Karabakh Conflict: Report of Chatham House on April War
British analytical centre, Chatham House published a report on the Four Day April War and its consequences.
The report reflects on the Nagorny Karabakh conflict, involving Armenia and Azerbaijan, which poses a major threat to regional and European security. “Following a surge of violence in early April 2016, international concern has shifted from stabilizing a fragile ceasefire to war prevention”.
“Negotiations have remained deadlocked, with no fundamental change in the parties’ positions, since the early 1990s. As a result the more aggrieved and now rearmed party, Azerbaijan, sees front-line violence as its sole lever of influence to counter the indefinite prolongation of a ‘frozen conflict’,” reads the report.
According to the author of the report, Laurence Broers, Azerbaijan presents its operations of 2–5 April 2016 as a tactical victory and psychological breakthrough, although slivers of territory changed hands for the first time since 1994, little of strategic significance appears to have altered on the ground.
“The most important change is the erosion of the deterrent assumed to exist between Azerbaijan and Armenia,” the author writes.
According to Broers, designed in the mid-1990s, the mandate of the Organization for Security and Co-operation in Europe (OSCE) to monitor the ceasefire is limited and obsolete. “This has resulted in the delegation of security arrangements to one of the lead mediators, Russia, which has sought to create a deterrent precluding all-out war”.
The author concludes that Armenia and Azerbaijan are now suspended in a dangerous security vacuum that needs to be filled by multilateral international action. The scope for that action is defined by external consensus on averting a major new war.

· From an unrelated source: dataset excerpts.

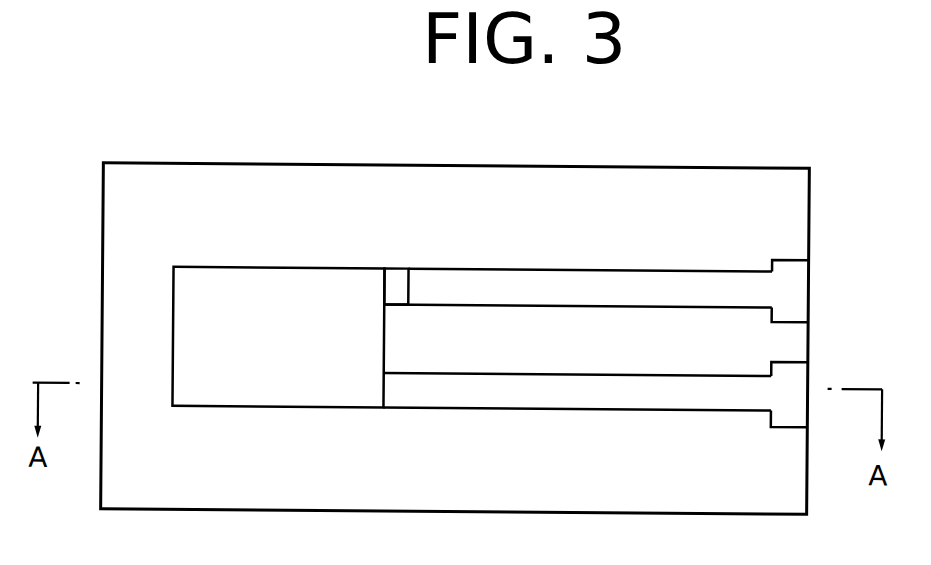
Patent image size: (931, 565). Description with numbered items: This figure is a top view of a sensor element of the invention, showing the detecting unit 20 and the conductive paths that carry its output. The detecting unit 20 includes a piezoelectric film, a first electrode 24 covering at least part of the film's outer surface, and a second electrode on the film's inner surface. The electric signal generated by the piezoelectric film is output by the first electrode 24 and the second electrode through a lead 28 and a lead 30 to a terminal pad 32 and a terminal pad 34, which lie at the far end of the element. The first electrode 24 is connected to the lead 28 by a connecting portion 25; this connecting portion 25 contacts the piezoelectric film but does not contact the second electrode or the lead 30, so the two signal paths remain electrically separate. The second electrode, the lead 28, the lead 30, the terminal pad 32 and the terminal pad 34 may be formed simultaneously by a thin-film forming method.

The detecting unit 20 is at (211, 256).
The first electrode 24 is at (290, 283).
The connecting portion 25 is at (393, 286).
The lead 28 is at (570, 284).
The lead 30 is at (582, 396).
The terminal pad 32 is at (786, 274).
The terminal pad 34 is at (794, 400).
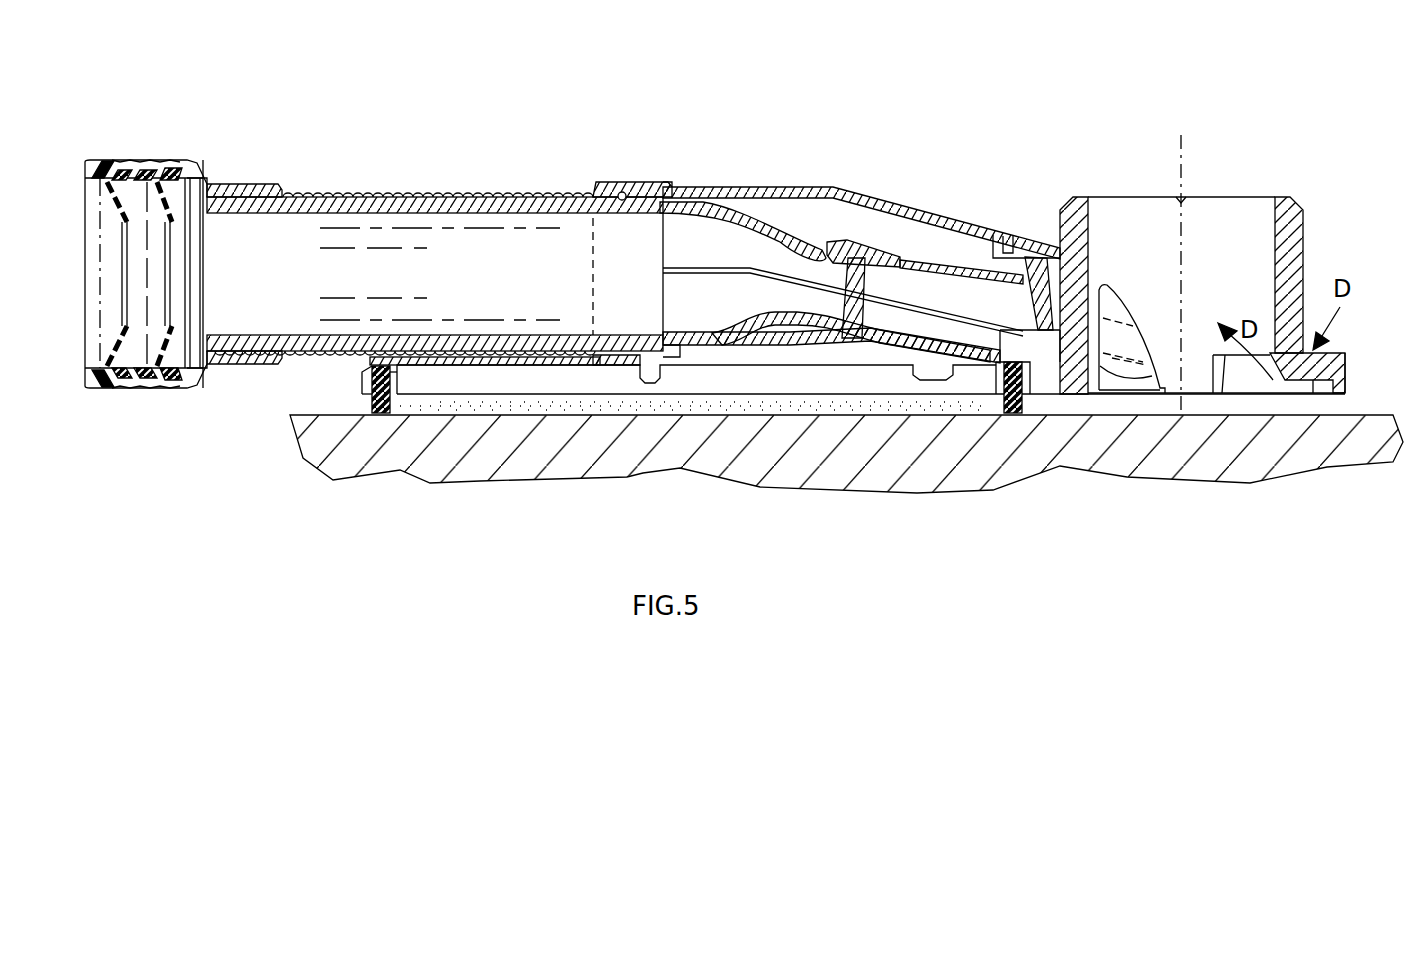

“Institutional and procedural inertia, geopolitical rivalries in neighbouring theatres, the cynicism of the parties and deep mistrust between them, and the dividends of symbolic nationalism for unreformed elites remain significant obstacles to negotiating alternatives to the status quo. These factors combine with the erosion of constraints on recursive low-intensity violence to pose significant risks that a large-scale war could occur by default,” the conclusion reads.